At the end of your busy workday, do you leave your engineering mindset at the door to your cubicle? Or does it follow you home and change the way you approach even the most basic day-to-day activities? Like cooking.
Your average hungry man might think in terms of boiling, braising, or baking. But engineers, even those who don't know the difference between filet mignon and Filet-O-Fish, know that cooking really boils down to heat transfer and chemistry.
The connection between cooking and engineering doesn't stop there. Michael Chu, a computer hardware engineer who runs a website called Cooking For Engineers, points out that both endeavors share a similar route to success. "Good engineers have to be flexible and creative to work with the resources they have," he says. "That's true for cooking as well."
Chu launched www.cookingforengineers.com last year after a bad Palm Pilot sync erased all but one of the recipes he'd been collecting since his student days. "I lost everything except tuna noodle casserole," he says. "I was bummed for several weeks." He has yet to recreate some of his most prized recipes—like a beef stew that took him more than 14 iterations to perfect.
After losing his personal cookbook, Chu decided that the Web would be a much safer place to manage his expanding culinary content. He initially used Blogger, the free blogging tool, to post his recipes on the Web. But the site quickly evolved from a simple recipe book to something that dives deeper into the analytical side of cooking. "After I got going, I observed that cooking is really the perfect vehicle for an engineering mentality," he says.
He's not the only one who sees this connection. Chu says his site, now running on its own server rather than on the Blogger website, currently drawers about 140,000 unique visitors per month. Some of what they see can be found on a host of other culinary sites. For instance, most food sites have recipes. Chu presents his recipes, however, in a orderly, graphical way that has more in common with an engineering presentation than a cookbook. He has also devised really handy summary tables for each dish. These tables reduce the recipes to their bare bones—ingredients, actions, and times. Think of them as project management timelines for food.

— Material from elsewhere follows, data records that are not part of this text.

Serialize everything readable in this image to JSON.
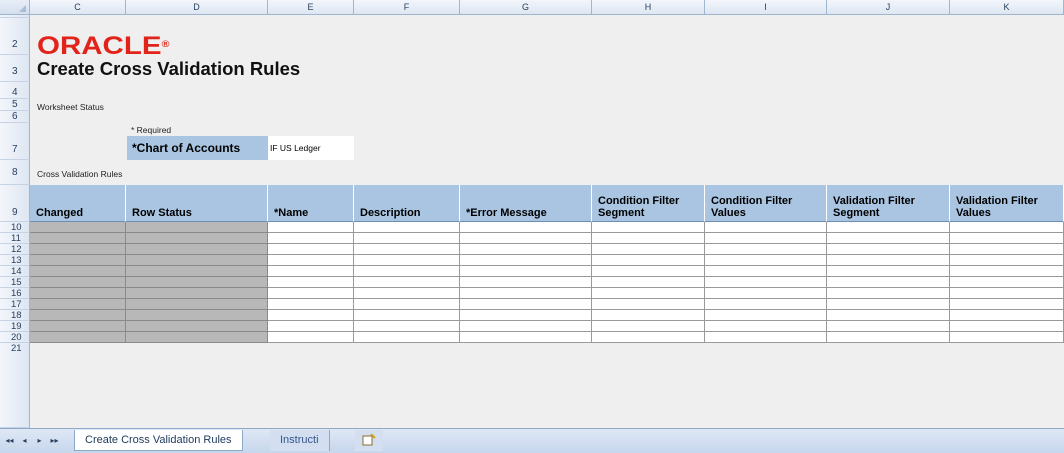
{
  "columns": [
    "C",
    "D",
    "E",
    "F",
    "G",
    "H",
    "I",
    "J",
    "K"
  ],
  "rows": [
    "2",
    "3",
    "4",
    "5",
    "6",
    "7",
    "8",
    "9",
    "10",
    "11",
    "12",
    "13",
    "14",
    "15",
    "16",
    "17",
    "18",
    "19",
    "20",
    "21"
  ],
  "logo": "ORACLE",
  "title": "Create Cross Validation Rules",
  "worksheet_status_label": "Worksheet Status",
  "required_label": "* Required",
  "chart_of_accounts_label": "*Chart of Accounts",
  "chart_of_accounts_value": "IF US Ledger",
  "section_label": "Cross Validation Rules",
  "table_headers": [
    "Changed",
    "Row Status",
    "*Name",
    "Description",
    "*Error Message",
    "Condition Filter Segment",
    "Condition Filter Values",
    "Validation Filter Segment",
    "Validation Filter Values"
  ],
  "sheet_tabs": {
    "active": "Create Cross Validation Rules",
    "other": "Instructi",
    "nav": [
      "◂◂",
      "◂",
      "▸",
      "▸▸"
    ]
  }
}
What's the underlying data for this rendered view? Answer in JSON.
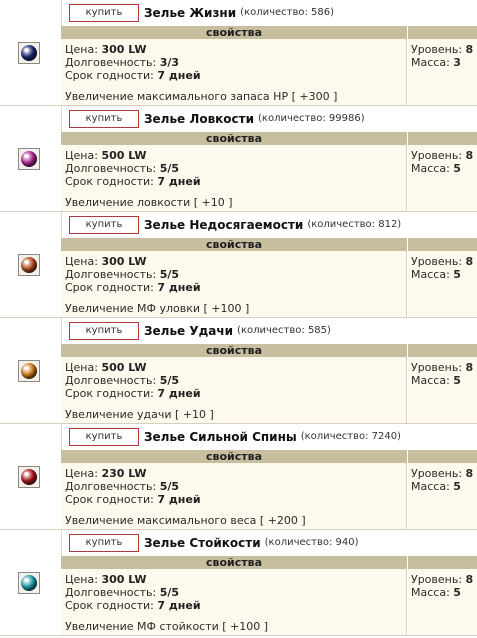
{
  "buy_label": "купить",
  "properties_label": "свойства",
  "labels": {
    "price": "Цена: ",
    "durability": "Долговечность: ",
    "expiry": "Срок годности: ",
    "level": "Уровень: ",
    "mass": "Масса: "
  },
  "items": [
    {
      "name": "Зелье Жизни",
      "qty": "(количество: 586)",
      "price": "300 LW",
      "durability": "3/3",
      "expiry": "7 дней",
      "effect": "Увеличение максимального запаса HP [ +300 ]",
      "level": "8",
      "mass": "3",
      "icon": "potion-of-life-icon",
      "color": "#1f2a7a"
    },
    {
      "name": "Зелье Ловкости",
      "qty": "(количество: 99986)",
      "price": "500 LW",
      "durability": "5/5",
      "expiry": "7 дней",
      "effect": "Увеличение ловкости [ +10 ]",
      "level": "8",
      "mass": "5",
      "icon": "potion-of-agility-icon",
      "color": "#b3289a"
    },
    {
      "name": "Зелье Недосягаемости",
      "qty": "(количество: 812)",
      "price": "300 LW",
      "durability": "5/5",
      "expiry": "7 дней",
      "effect": "Увеличение МФ уловки [ +100 ]",
      "level": "8",
      "mass": "5",
      "icon": "potion-of-evasion-icon",
      "color": "#c0501c"
    },
    {
      "name": "Зелье Удачи",
      "qty": "(количество: 585)",
      "price": "500 LW",
      "durability": "5/5",
      "expiry": "7 дней",
      "effect": "Увеличение удачи [ +10 ]",
      "level": "8",
      "mass": "5",
      "icon": "potion-of-luck-icon",
      "color": "#d9821a"
    },
    {
      "name": "Зелье Сильной Спины",
      "qty": "(количество: 7240)",
      "price": "230 LW",
      "durability": "5/5",
      "expiry": "7 дней",
      "effect": "Увеличение максимального веса [ +200 ]",
      "level": "8",
      "mass": "5",
      "icon": "potion-of-strong-back-icon",
      "color": "#b3171c"
    },
    {
      "name": "Зелье Стойкости",
      "qty": "(количество: 940)",
      "price": "300 LW",
      "durability": "5/5",
      "expiry": "7 дней",
      "effect": "Увеличение МФ стойкости [ +100 ]",
      "level": "8",
      "mass": "5",
      "icon": "potion-of-resilience-icon",
      "color": "#1fa7b3"
    }
  ]
}
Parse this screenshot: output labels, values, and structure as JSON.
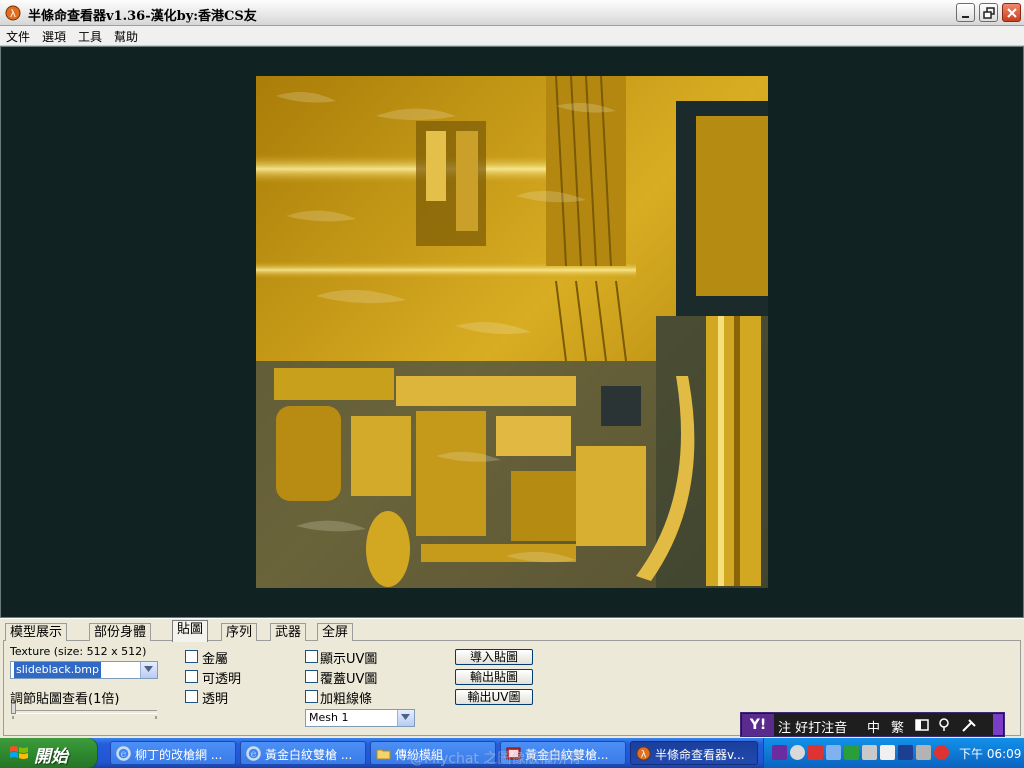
{
  "window": {
    "title": "半條命查看器v1.36-漢化by:香港CS友"
  },
  "menu": {
    "items": [
      "文件",
      "選項",
      "工具",
      "幫助"
    ]
  },
  "tabs": [
    {
      "label": "模型展示",
      "active": false
    },
    {
      "label": "部份身體",
      "active": false
    },
    {
      "label": "貼圖",
      "active": true
    },
    {
      "label": "序列",
      "active": false
    },
    {
      "label": "武器",
      "active": false
    },
    {
      "label": "全屏",
      "active": false
    }
  ],
  "texture_panel": {
    "texture_info": "Texture (size: 512 x 512)",
    "texture_file": "slideblack.bmp",
    "zoom_label": "調節貼圖查看(1倍)",
    "zoom_level": 0
  },
  "checkboxes_col1": [
    {
      "label": "金屬",
      "checked": false
    },
    {
      "label": "可透明",
      "checked": false
    },
    {
      "label": "透明",
      "checked": false
    }
  ],
  "checkboxes_col2": [
    {
      "label": "顯示UV圖",
      "checked": false
    },
    {
      "label": "覆蓋UV圖",
      "checked": false
    },
    {
      "label": "加粗線條",
      "checked": false
    }
  ],
  "mesh_select": {
    "value": "Mesh 1"
  },
  "buttons": {
    "import_texture": "導入貼圖",
    "export_texture": "輸出貼圖",
    "export_uv": "輸出UV圖"
  },
  "ime": {
    "logo": "Y!",
    "text": "注 好打注音",
    "mode": "中",
    "script": "繁"
  },
  "taskbar": {
    "start_label": "開始",
    "tasks": [
      {
        "label": "柳丁的改槍網 ..."
      },
      {
        "label": "黃金白紋雙槍 ..."
      },
      {
        "label": "傳紛模組"
      },
      {
        "label": "黃金白紋雙槍..."
      },
      {
        "label": "半條命查看器v..."
      }
    ],
    "clock": "下午 06:09",
    "watermark": "@Mlychat 之圖像版權所有"
  },
  "colors": {
    "viewport_bg": "#112222",
    "texture_gold": "#c89a10",
    "taskbar_blue": "#245ddb",
    "start_green": "#2f8a2f"
  }
}
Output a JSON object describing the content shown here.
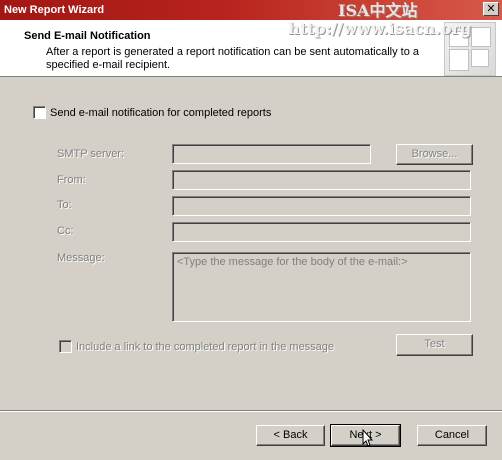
{
  "window": {
    "title": "New Report Wizard"
  },
  "header": {
    "title": "Send E-mail Notification",
    "description": "After a report is generated a report notification can be sent automatically to a specified e-mail recipient.",
    "watermark_line1": "ISA中文站",
    "watermark_line2": "http://www.isacn.org"
  },
  "form": {
    "send_notification_label": "Send e-mail notification for completed reports",
    "send_notification_checked": false,
    "smtp_label": "SMTP server:",
    "smtp_value": "",
    "browse_label": "Browse...",
    "from_label": "From:",
    "from_value": "",
    "to_label": "To:",
    "to_value": "",
    "cc_label": "Cc:",
    "cc_value": "",
    "message_label": "Message:",
    "message_placeholder": "<Type the message for the body of the e-mail:>",
    "include_link_label": "Include a link to the completed report in the message",
    "include_link_checked": false,
    "test_label": "Test"
  },
  "footer": {
    "back_label": "< Back",
    "next_label": "Next >",
    "cancel_label": "Cancel"
  }
}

The site's equipment and hardware reviews are where Chu the engineer really emerges. His article about Common Cookware Materials describes pots and pans as objects whose purpose is "to impart energy to ingredients." He goes on to cover thermal conductivity, heat capacity, thermal diffusivity, and reactivity of different cookware materials, which he finally ranks in a chart (see http://rbi.ims.ca/4401-531).

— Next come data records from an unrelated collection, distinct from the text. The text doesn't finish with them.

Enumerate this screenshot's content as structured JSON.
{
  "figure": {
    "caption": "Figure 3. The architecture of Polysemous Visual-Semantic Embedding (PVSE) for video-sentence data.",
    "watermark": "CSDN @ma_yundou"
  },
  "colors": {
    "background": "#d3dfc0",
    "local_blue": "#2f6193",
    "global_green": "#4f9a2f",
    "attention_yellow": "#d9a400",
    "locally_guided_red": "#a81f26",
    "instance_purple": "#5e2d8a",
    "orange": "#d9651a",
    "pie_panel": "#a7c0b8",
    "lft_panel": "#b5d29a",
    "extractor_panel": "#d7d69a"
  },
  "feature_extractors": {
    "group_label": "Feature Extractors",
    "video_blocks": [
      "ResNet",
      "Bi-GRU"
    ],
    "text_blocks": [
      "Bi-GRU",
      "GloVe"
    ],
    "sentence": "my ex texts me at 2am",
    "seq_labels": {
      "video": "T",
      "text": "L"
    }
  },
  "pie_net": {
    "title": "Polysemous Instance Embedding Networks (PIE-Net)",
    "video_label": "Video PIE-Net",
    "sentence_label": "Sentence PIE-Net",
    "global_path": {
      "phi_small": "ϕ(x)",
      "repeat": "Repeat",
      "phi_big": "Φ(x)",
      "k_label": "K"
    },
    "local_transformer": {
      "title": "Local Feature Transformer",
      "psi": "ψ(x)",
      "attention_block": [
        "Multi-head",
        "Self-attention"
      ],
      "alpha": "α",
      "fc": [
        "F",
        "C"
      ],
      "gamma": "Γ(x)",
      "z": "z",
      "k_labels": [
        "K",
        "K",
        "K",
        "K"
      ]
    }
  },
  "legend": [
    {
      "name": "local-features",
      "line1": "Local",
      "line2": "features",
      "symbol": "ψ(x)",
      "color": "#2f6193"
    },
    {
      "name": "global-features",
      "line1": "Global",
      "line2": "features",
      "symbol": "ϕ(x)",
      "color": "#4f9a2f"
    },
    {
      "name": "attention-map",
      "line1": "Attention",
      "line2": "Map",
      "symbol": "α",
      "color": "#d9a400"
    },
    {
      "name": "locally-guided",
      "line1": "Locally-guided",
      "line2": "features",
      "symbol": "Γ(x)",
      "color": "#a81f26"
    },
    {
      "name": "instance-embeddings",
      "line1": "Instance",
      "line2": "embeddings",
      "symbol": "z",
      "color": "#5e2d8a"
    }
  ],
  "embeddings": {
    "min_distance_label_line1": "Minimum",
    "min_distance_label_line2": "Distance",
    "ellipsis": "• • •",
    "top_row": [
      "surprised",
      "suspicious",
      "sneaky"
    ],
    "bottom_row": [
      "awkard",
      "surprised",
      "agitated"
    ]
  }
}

Even in the articles with the most technical depth, though, Chu strikes a nice balance between different types of readers, "I try not to alienate the average reader while still appealing to engineers." The difference between the two audiences? "Most people want to know how to make the food. As engineers, we also want to know why some methods produce better results than others," he explains.

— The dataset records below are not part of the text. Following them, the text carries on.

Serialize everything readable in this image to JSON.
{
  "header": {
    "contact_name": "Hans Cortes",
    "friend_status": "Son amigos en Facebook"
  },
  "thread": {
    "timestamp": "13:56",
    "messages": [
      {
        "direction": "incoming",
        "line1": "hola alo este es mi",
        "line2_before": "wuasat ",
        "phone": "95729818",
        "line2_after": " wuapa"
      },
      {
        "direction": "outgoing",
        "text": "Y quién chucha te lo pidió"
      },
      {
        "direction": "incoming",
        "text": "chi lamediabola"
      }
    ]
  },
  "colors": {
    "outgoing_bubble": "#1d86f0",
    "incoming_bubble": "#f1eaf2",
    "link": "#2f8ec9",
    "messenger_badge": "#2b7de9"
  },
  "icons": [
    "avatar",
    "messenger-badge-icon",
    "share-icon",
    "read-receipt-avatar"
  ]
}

And despite his technical perspective, Chu always doesn't let it overshadow the reason he took up cooking in the first place. "I wanted to eat food that tastes good," he says, adding that technical side of cooking doesn't begin to eliminate the need for experience, intuition and taste. In fact, when asked if being an engineer has made him a better cook, Chu thought for a few seconds and answered, "I don't know if it's made me better, but I can say that being an engineer has made me the cook I am today. I can't really separate the two."